Bridge park application going forward|[12/16/05]
Published 12:00 am Friday, December 16, 2005
Attempts to apply for federal funds to finance a pedestrian trail and park on the U.S. 80 Bridge across the Mississippi River will continue – even as some county supervisors leave the door open to selling the 75-year-old span.
Vicksburg Bridge Commissioner Robert Moss and commission attorney Bobby Bailess spoke at an informal meeting of supervisors Thursday to discuss the park option, a day after commissioners heard from Vicksburg Warren Community Alliance and other community advocates who favor public use of the bridge.
Supervisors discussed the $50 million enhancement grant, sought through the Mississippi Department of Transportation. They talked about what the county could do with money from selling the bridge to Kansas City Southern Railway, such as building a new jail or a courthouse annex.
McDonald said a new jail and courthouse annex would cost at least $20 million.
“We are facing several large expenditures,” said Board President and District 1 Supervisor David McDonald, adding he was not opposed to “going ahead” with the grant application “but we’ve got some other options that we need to look at. If KCS won’t make us an offer, then I wouldn’t have a problem going forward with the park.”
KCS last offered to purchase the bridge in 1997 for $5.5 million. After a nonbinding, countywide vote that called for the bridge to be reopened to vehicular traffic, supervisors nixed the idea of selling it.
During that vote, most county residents voted to reopen, the second-largest group wanted a park and the smallest number voted to sell the span.
Backers of the pedestrian park, on the part of the bridge where cars and trucks drove until 1998, have said it could be a $25 million boon to the county’s economy.
McDonald said Thursday he doubts that claim.
“I can’t see anywhere near that much of an impact,” he said.
Vehicular traffic on the bridge was halted because of deteriorating concrete and pier sloughing. Moss told supervisors unless repairs were made, any future offer to purchase the bridge would not be near its true value, estimated as high as $40 million.
“It makes no sense to offer $40 million on something you’re fixing to pay $30 million to fix,” Moss said, adding that new $14 per-car lease agreements negotiated last month would go toward making repairs on the bridge within 10 years.
In a statement Thursday, KCS reiterated its past interest in purchasing the bridge, which the company said it had not discussed with the county recently, and its opposition to developing a public park on it, which would be “contrary to the lease agreement, violates safety and homeland security concerns and would not be allowed under any circumstances.”

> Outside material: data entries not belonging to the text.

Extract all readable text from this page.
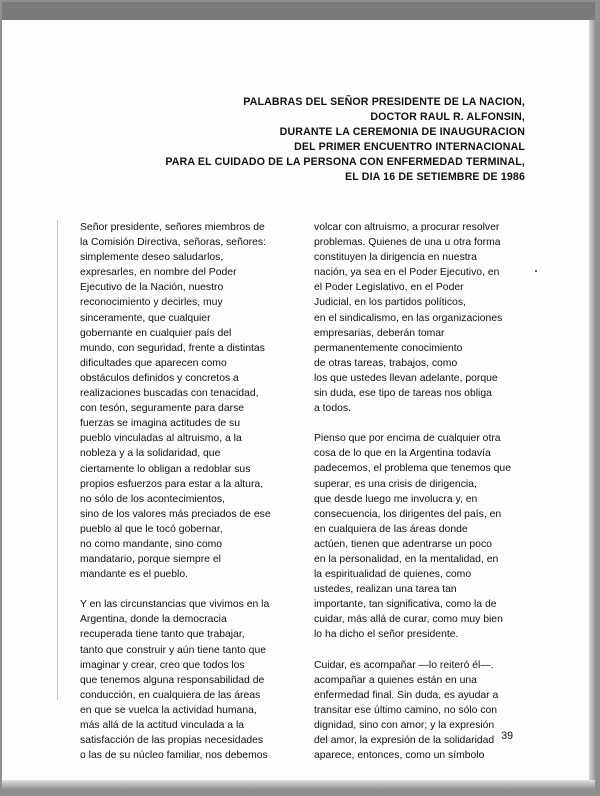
PALABRAS DEL SEÑOR PRESIDENTE DE LA NACION,
DOCTOR RAUL R. ALFONSIN,
DURANTE LA CEREMONIA DE INAUGURACION
DEL PRIMER ENCUENTRO INTERNACIONAL
PARA EL CUIDADO DE LA PERSONA CON ENFERMEDAD TERMINAL,
EL DIA 16 DE SETIEMBRE DE 1986
Señor presidente, señores miembros de
la Comisión Directiva, señoras, señores:
simplemente deseo saludarlos,
expresarles, en nombre del Poder
Ejecutivo de la Nación, nuestro
reconocimiento y decirles, muy
sinceramente, que cualquier
gobernante en cualquier país del
mundo, con seguridad, frente a distintas
dificultades que aparecen como
obstáculos definidos y concretos a
realizaciones buscadas con tenacidad,
con tesón, seguramente para darse
fuerzas se imagina actitudes de su
pueblo vinculadas al altruismo, a la
nobleza y a la solidaridad, que
ciertamente lo obligan a redoblar sus
propios esfuerzos para estar a la altura,
no sólo de los acontecimientos,
sino de los valores más preciados de ese
pueblo al que le tocó gobernar,
no como mandante, sino como
mandatario, porque siempre el
mandante es el pueblo.
Y en las circunstancias que vivimos en la
Argentina, donde la democracia
recuperada tiene tanto que trabajar,
tanto que construir y aún tiene tanto que
imaginar y crear, creo que todos los
que tenemos alguna responsabilidad de
conducción, en cualquiera de las áreas
en que se vuelca la actividad humana,
más allá de la actitud vinculada a la
satisfacción de las propias necesidades
o las de su núcleo familiar, nos debemos
volcar con altruismo, a procurar resolver
problemas. Quienes de una u otra forma
constituyen la dirigencia en nuestra
nación, ya sea en el Poder Ejecutivo, en
el Poder Legislativo, en el Poder
Judicial, en los partidos políticos,
en el sindicalismo, en las organizaciones
empresarias, deberán tomar
permanentemente conocimiento
de otras tareas, trabajos, como
los que ustedes llevan adelante, porque
sin duda, ese tipo de tareas nos obliga
a todos.
Pienso que por encima de cualquier otra
cosa de lo que en la Argentina todavía
padecemos, el problema que tenemos que
superar, es una crisis de dirigencia,
que desde luego me involucra y, en
consecuencia, los dirigentes del país, en
en cualquiera de las áreas donde
actúen, tienen que adentrarse un poco
en la personalidad, en la mentalidad, en
la espiritualidad de quienes, como
ustedes, realizan una tarea tan
importante, tan significativa, como la de
cuidar, más allá de curar, como muy bien
lo ha dicho el señor presidente.
Cuidar, es acompañar —lo reiteró él—.
acompañar a quienes están en una
enfermedad final. Sin duda, es ayudar a
transitar ese último camino, no sólo con
dignidad, sino con amor; y la expresión
del amor, la expresión de la solidaridad
aparece, entonces, como un símbolo
39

District 4 Supervisor Carl Flanders, a proponent of transforming the bridge for a pedestrian park, emphasized the county’s role in owning the bridge as leverage in deciding its future.
“The best advice is to go with the best legal advice in this matter, which would be Mr. Bailess. What they’re saying to us is they can’t dictate to us what to do with our road bed,” Flanders said.
District 3 Supervisor Charles Selmon said he “did not have a problem” with either option. He only favored having a public hearing on the matter.
“We owe the taxpayers an explanation on this,” he said. Supervisors did not set a public hearing.
District 2 Supervisor William Banks, who took office this month, did not state a position, saying he needs additional information.
“I’m just concerned about who’s going to pay for it. I’m thinking of the financial burden and who will bear it,” said District 5 Supervisor Richard George.
As for the grant, the application is due in March. However, the Bridge Commission was to resume its meeting today at 10 a.m. because a decision to seek federal money in the next funding cycle must be made by January.
In other business, county information systems manager David Rankin told Rep. George Flaggs, D-Vicksburg, and Rep. Chester Masterson, R-Vicksburg, of the problems in communicating his concerns to the Secretary of State about the new centralized voting system.
Chief among those concerns, Rankin said, are retrieving the county’s voter list, printing reports and securing access to the voter registration lists.
Both state representatives favored stating those concerns in a letter from Rankin to the Secretary of State’s office.
The board was amenable to extending the contract of Ed Willis, who provided maintenance to the optical mark voting machines soon to be replaced by new touch-screen machines, expected to arrive by the end of this month.
Supervisors also talked about items of concern to the county that could be filed as general bills in the upcoming legislative session Jan. 3. Another meeting with the two representatives is likely before the start of the session.
The only specific item discussed Thursday was looking at ways to make up the funding gap in the E-911 Dispatch Center due to increasing use of cell phones and falling use of landline phones.
By state law, phone customers pay monthly surcharges of $1 for each home or cell-phone line and $2 for each business land line. Nearly 30 cents of every dollar collected in cell-phone fees is earmarked for return to cell-phone companies, however, so a shift toward increased use of that technology can cut E-911 centers’ expected revenue.
“The 911 surcharge was just not designed to fund a centralized dispatch,” George said.